There are other small touches of period flavour, such as the ability of cavalry to counterattack or withdraw before being assaulted by infantry and a lovely no take-backs rule that’s designed to mimic the not infrequent blunders of command and control that plagued the age of rifles. Each scenario also has a small deck of event cards related to the way the battle unfolded. But on the whole, and perhaps appropriately for a game at the one counter per division scale, there’s not a lot beyond the scenarios that make it feel historically Napoleonic.

And annoyingly, having built such a wonderful framework for them, it’s the scenarios themselves which are the weakest link. They just don’t seem to have quite enough valid strategic options to explore and regrettably the most famous battle, Waterloo, is the worst offender in this regard. I guess it’s the same old problem of insufficient variety that so plagues other small wargames. But thankfully the tactical nuances in Fading Glory are sufficient to make up for slightly staid strategy.

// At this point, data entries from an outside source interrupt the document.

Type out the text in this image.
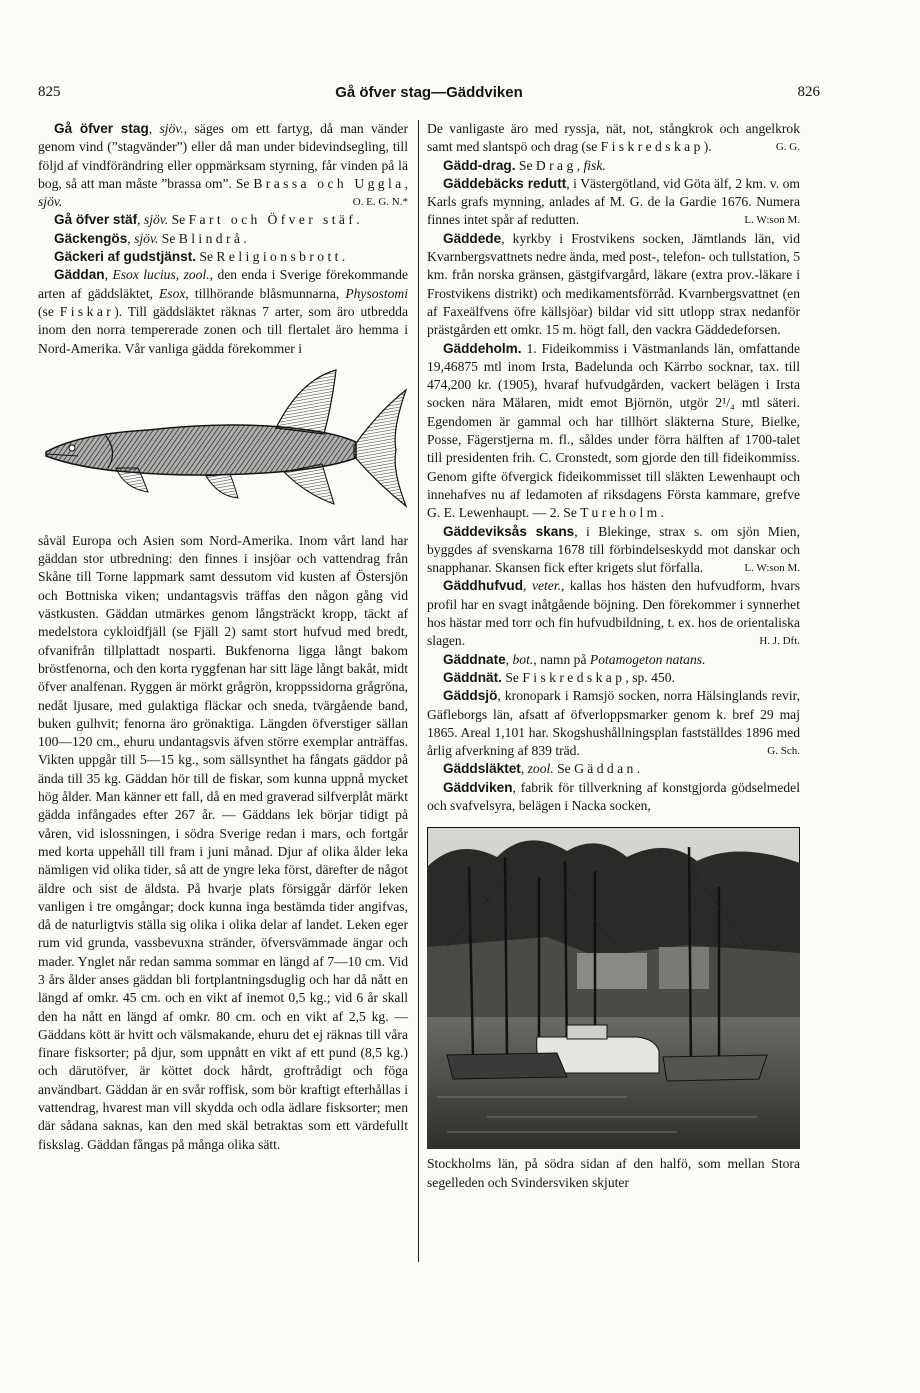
825	Gå öfver stag—Gäddviken	826

Gå öfver stag, sjöv., säges om ett fartyg, då man vänder genom vind (”stagvänder”) eller då man under bidevindsegling, till följd af vindförändring eller oppmärksam styrning, får vinden på lä bog, så att man måste ”brassa om”. Se Brassa och Uggla, sjöv.	O. E. G. N.*

Gå öfver stäf, sjöv. Se Fart och Öfver stäf.

Gäckengös, sjöv. Se Blindrå.

Gäckeri af gudstjänst. Se Religionsbrott.

Gäddan, Esox lucius, zool., den enda i Sverige förekommande arten af gäddsläktet, Esox, tillhörande blåsmunnarna, Physostomi (se Fiskar). Till gäddsläktet räknas 7 arter, som äro utbredda inom den norra tempererade zonen och till flertalet äro hemma i Nord-Amerika. Vår vanliga gädda förekommer i

såväl Europa och Asien som Nord-Amerika. Inom vårt land har gäddan stor utbredning: den finnes i insjöar och vattendrag från Skåne till Torne lappmark samt dessutom vid kusten af Östersjön och Bottniska viken; undantagsvis träffas den någon gång vid västkusten. Gäddan utmärkes genom långsträckt kropp, täckt af medelstora cykloidfjäll (se Fjäll 2) samt stort hufvud med bredt, ofvanifrån tillplattadt nosparti. Bukfenorna ligga långt bakom bröstfenorna, och den korta ryggfenan har sitt läge långt bakåt, midt öfver analfenan. Ryggen är mörkt grågrön, kroppssidorna grågröna, nedåt ljusare, med gulaktiga fläckar och sneda, tvärgående band, buken gulhvit; fenorna äro grönaktiga. Längden öfverstiger sällan 100—120 cm., ehuru undantagsvis äfven större exemplar anträffas. Vikten uppgår till 5—15 kg., som sällsynthet ha fångats gäddor på ända till 35 kg. Gäddan hör till de fiskar, som kunna uppnå mycket hög ålder. Man känner ett fall, då en med graverad silfverplåt märkt gädda infångades efter 267 år. — Gäddans lek börjar tidigt på våren, vid islossningen, i södra Sverige redan i mars, och fortgår med korta uppehåll till fram i juni månad. Djur af olika ålder leka nämligen vid olika tider, så att de yngre leka först, därefter de något äldre och sist de äldsta. På hvarje plats försiggår därför leken vanligen i tre omgångar; dock kunna inga bestämda tider angifvas, då de naturligtvis ställa sig olika i olika delar af landet. Leken eger rum vid grunda, vassbevuxna stränder, öfversvämmade ängar och mader. Ynglet når redan samma sommar en längd af 7—10 cm. Vid 3 års ålder anses gäddan bli fortplantningsduglig och har då nått en längd af omkr. 45 cm. och en vikt af inemot 0,5 kg.; vid 6 år skall den ha nått en längd af omkr. 80 cm. och en vikt af 2,5 kg. — Gäddans kött är hvitt och välsmakande, ehuru det ej räknas till våra finare fisksorter; på djur, som uppnått en vikt af ett pund (8,5 kg.) och därutöfver, är köttet dock hårdt, groftrådigt och föga användbart. Gäddan är en svår roffisk, som bör kraftigt efterhållas i vattendrag, hvarest man vill skydda och odla ädlare fisksorter; men där sådana saknas, kan den med skäl betraktas som ett värdefullt fiskslag. Gäddan fångas på många olika sätt.

De vanligaste äro med ryssja, nät, not, stångkrok och angelkrok samt med slantspö och drag (se Fiskredskap).	G. G.

Gädd-drag. Se Drag, fisk.

Gäddebäcks redutt, i Västergötland, vid Göta älf, 2 km. v. om Karls grafs mynning, anlades af M. G. de la Gardie 1676. Numera finnes intet spår af redutten.	L. W:son M.

Gäddede, kyrkby i Frostvikens socken, Jämtlands län, vid Kvarnbergsvattnets nedre ända, med post-, telefon- och tullstation, 5 km. från norska gränsen, gästgifvargård, läkare (extra prov.-läkare i Frostvikens distrikt) och medikamentsförråd. Kvarnbergsvattnet (en af Faxeälfvens öfre källsjöar) bildar vid sitt utlopp strax nedanför prästgården ett omkr. 15 m. högt fall, den vackra Gäddedeforsen.

Gäddeholm. 1. Fideikommiss i Västmanlands län, omfattande 19,46875 mtl inom Irsta, Badelunda och Kärrbo socknar, tax. till 474,200 kr. (1905), hvaraf hufvudgården, vackert belägen i Irsta socken nära Mälaren, midt emot Björnön, utgör 2¹/₄ mtl säteri. Egendomen är gammal och har tillhört släkterna Sture, Bielke, Posse, Fägerstjerna m. fl., såldes under förra hälften af 1700-talet till presidenten frih. C. Cronstedt, som gjorde den till fideikommiss. Genom gifte öfvergick fideikommisset till släkten Lewenhaupt och innehafves nu af ledamoten af riksdagens Första kammare, grefve G. E. Lewenhaupt. — 2. Se Tureholm.

Gäddeviksås skans, i Blekinge, strax s. om sjön Mien, byggdes af svenskarna 1678 till förbindelseskydd mot danskar och snapphanar. Skansen fick efter krigets slut förfalla.	L. W:son M.

Gäddhufvud, veter., kallas hos hästen den hufvudform, hvars profil har en svagt inåtgående böjning. Den förekommer i synnerhet hos hästar med torr och fin hufvudbildning, t. ex. hos de orientaliska slagen.	H. J. Dft.

Gäddnate, bot., namn på Potamogeton natans.

Gäddnät. Se Fiskredskap, sp. 450.

Gäddsjö, kronopark i Ramsjö socken, norra Hälsinglands revir, Gäfleborgs län, afsatt af öfverloppsmarker genom k. bref 29 maj 1865. Areal 1,101 har. Skogshushållningsplan fastställdes 1896 med årlig afverkning af 839 träd.	G. Sch.

Gäddsläktet, zool. Se Gäddan.

Gäddviken, fabrik för tillverkning af konstgjorda gödselmedel och svafvelsyra, belägen i Nacka socken,

Stockholms län, på södra sidan af den halfö, som mellan Stora segelleden och Svindersviken skjuter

The remaining two scenarios are set in Russia, the historical Borodino and the alternative history Smolensk. All of them follow a slightly unusual pattern of allowing several turns of pre-battle maneuvering and buildup before forces get close enough to actually clash. And when they do come to blow, all hell can break lose as the dice mercilessly crush your tactical options. It’s not so much the combat mechanics that are responsible for this. They correctly reward the use of overwhelming force, and crowding enemy units before combat. Rather it’s the big morale adjustments you get when you manage to break a unit. But as a commander, you feel largely in control and the sudden swings of fortune add considerably to the thrills and charm. The small number of pieces mean there are relatively few dice rolls, but almost every one feels crucial to success.

It’s unfortunate that the game made such a mess of presenting the rules, else we’d have had a strong contender for the best-ever introductory wargames on our hands. As it stands we’ve got a fascinating game which utilizes creative tweaks to a tried and tested formula and wraps it in a manageable package that should give seasoned gamers of any stripe hours of pleasure. The martial glory of Wellington and Napoleon might be on the wane, but on this evidence their gaming stock is as strong as ever.